こうして手元に手に入れた本のうち、すべてではないにせよ、何度か読み返す本がある。それは自分の人生の中で貴重な資料であり、時にひも解いて読み返すことで、「今」受け取るその意味が変わることもあり興味深い。

 

とは言え、特に日本の、都会の家屋では、さほど収納が多いはずもなく、本好きな人は本に押しつぶされそうになりながら過ごしていたりするので、泣く泣くリリースする本も出てくる。それに対するひとつの答えが、電子書籍。知人で電子書籍化している人の話も聞く。

 

ただし、本をデジタルコンテンツとして、ある意味、物理的空間を圧縮することで、利便性の反面、不便性も増しているところは無いのか?

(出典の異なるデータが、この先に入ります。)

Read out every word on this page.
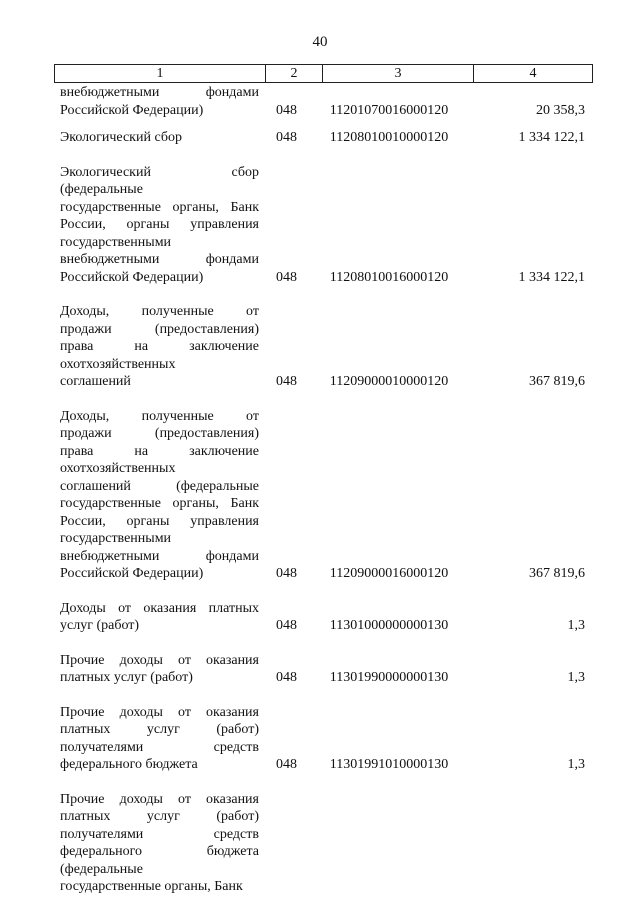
40
1	2	3	4
внебюджетными фондами
Российской Федерации)	048	11201070016000120	20 358,3
Экологический сбор	048	11208010010000120	1 334 122,1
Экологический сбор
(федеральные
государственные органы, Банк
России, органы управления
государственными
внебюджетными фондами
Российской Федерации)	048	11208010016000120	1 334 122,1
Доходы, полученные от
продажи (предоставления)
права на заключение
охотхозяйственных
соглашений	048	11209000010000120	367 819,6
Доходы, полученные от
продажи (предоставления)
права на заключение
охотхозяйственных
соглашений (федеральные
государственные органы, Банк
России, органы управления
государственными
внебюджетными фондами
Российской Федерации)	048	11209000016000120	367 819,6
Доходы от оказания платных
услуг (работ)	048	11301000000000130	1,3
Прочие доходы от оказания
платных услуг (работ)	048	11301990000000130	1,3
Прочие доходы от оказания
платных услуг (работ)
получателями средств
федерального бюджета	048	11301991010000130	1,3
Прочие доходы от оказания
платных услуг (работ)
получателями средств
федерального бюджета
(федеральные
государственные органы, Банк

特に、自分でジスイしたもの(これも一時期はやった言葉だけど、今どきは言わなくなったなぁ。自分で本をデジタル化する行為のこと)ならまだしも、Amazonなどのネット書店から、電子書籍を購入することで、こんなことが起きていないだろうか?

 

それは、ネット書店自体が寡占化され始めてきていること。すべての書店が同一フォーマット、同一暗号形態ならまだしも、それぞれにフォーマットが違い、ネット書店をまたがっての権利関係は今もってあいまいなところもある。そんな「とあるネット書店」経由で購入していた本が、ある日を境に読めなくなってしまう危険性。それはなぜなのかといえば、ネットを通じて購入している本の中には、「データ」そのものを購入しているのではなく、「閲覧権」を購入しているに過ぎない書店がある場合があるかあ。

 

データを購入しているのであるならば、ネット書店がつぶれても、自分のデータを読めれば特に問題はない。だが「閲覧権」を購入している場合には?版元がなくなると読めなくなる可能性がある。いわば「いったん購入すれば、今後自分が死ぬまではいつでも読める」と思っていた書籍が、「その出版元の廃業」によって、「消費期限」が来てしまう可能性があるという事。これが今まで物理的に購入していた「本」とのギャップで、問題が起きた際に大きくクローズアップされる事になる。

とは言え、まぁそうそうそんなことはないだろうと高をくくっていた人もいる。が、事実それが起き始めている。この事実がまた逆に一層、版元の寡占化、具体的にはAmazon一強へとの流れを作り始めているという事実。

 

だが、これは今初めて起きたことではなく、メディアフォーマッターがそのフォーマットを切り捨てた瞬間にこれまでも何度となく起きてきた事実ではある。

皆さんの記憶にありそうなところでは、レーザーディスクやMDなどがその例の一つではないのか。非常にまれな形で、アナログレコード、コンパクトカセットとCDは生き残り続けているけれどこれとてかなり怪しいものではある。すでに日本以外ではCDの売り上げなど風前の灯火ではないのか。

 

情報の消費期限、賞味期限がネット企業に握られている現代。閲覧機器、再生機器だって、いまから永久に作り続けられるとは限らない世界。これと対峙する根本的な対策は、たぶんまだ、ない。